According to a note sent by ABC News President James Goldston to staff, Sawyer will continue to report for the network "for many years to come" but will focus on "devoting her boundless energy full time to a team which will create and commission original reporting, big ideas and interviews for all platforms."
"Diane decided that now is the moment to concentrate full time on tackling big issues in new ways," he said.
“I can’t wait to continue bringing more of my specials to prime time and appearing on all ABC News broadcasts, as well," Sawyer said in a statement. "And to my friends and colleagues George and David – congratulations. I look forward to exciting work together and great times ahead."

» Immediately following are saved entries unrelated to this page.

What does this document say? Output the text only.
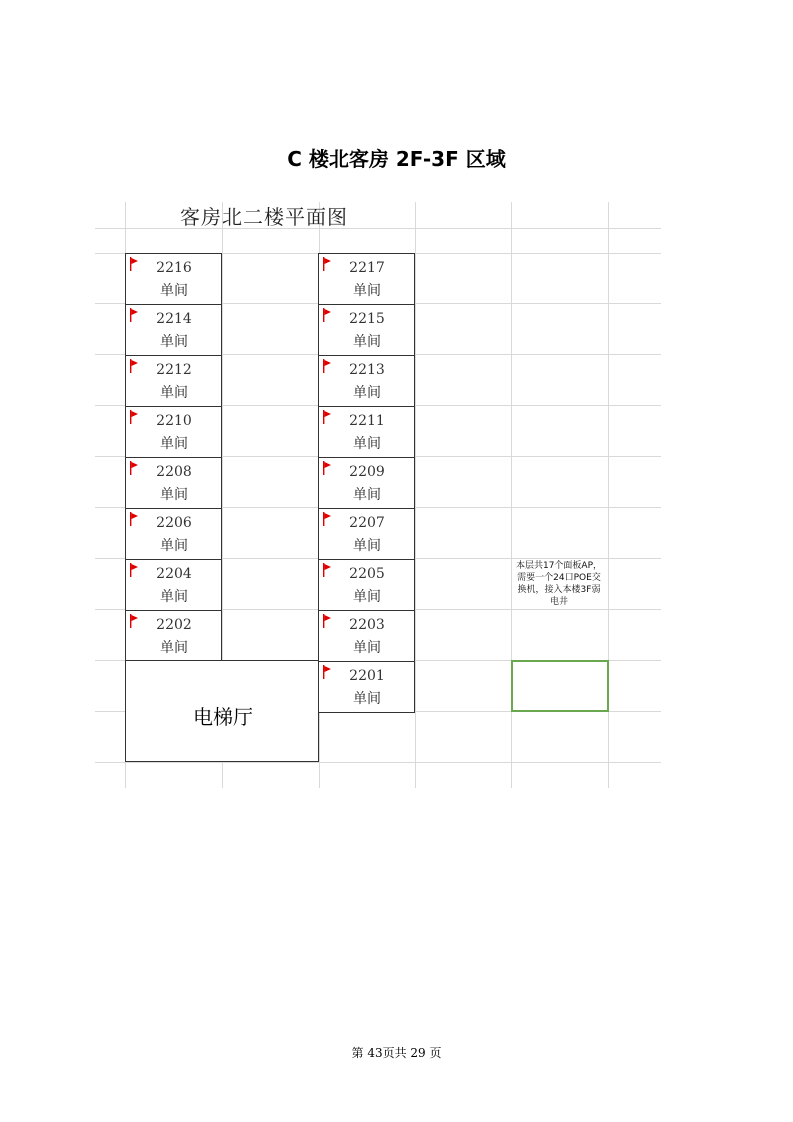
C 楼北客房 2F-3F 区域
客房北二楼平面图
2216
单间
2214
单间
2212
单间
2210
单间
2208
单间
2206
单间
2204
单间
2202
单间
2217
单间
2215
单间
2213
单间
2211
单间
2209
单间
2207
单间
2205
单间
2203
单间
2201
单间
电梯厅
本层共17个面板AP，
需要一个24口POE交
换机，接入本楼3F弱
电井
第 43页共 29 页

Under Sawyer, who followed Charles Gibson as "World News" anchor in 2009, the broadcast, which is No. 2 in the ratings overall, has nearly caught up to ratings leader "NBC Nightly News with Brian Williams," narrowing the overall gap to under a million viewers. In recent months, Sawyer has also edged out Williams in the all-important 25-to-54 demographic, winning May sweeps for the first time in seven years by a margin of 106,000 viewers in the age group.
But according to Goldston, Sawyer began to express interest in a new role to Disney/ABC Television Group co-president Ben Sherwood late last year.
Muir, who is the weekend anchor of "World News" and co-anchor of the news magazine "20/20," will take over the weekday broadcast on Sept. 2. He will continue to anchor "20/20" with Elizabeth Vargas.
In his new position, Stephanopoulos will be the lead anchor for live coverage of breaking news and other major events. He will also continue at both "This Week" and the top-rated "Good Morning America."
The division of labor between Muir and Stephanopoulos is a somewhat unusual arrangement for network news, one seemingly designed to acknowledge Stephanopoulos' leading role in the news division without disrupting the successful formula in place at "Good Morning America."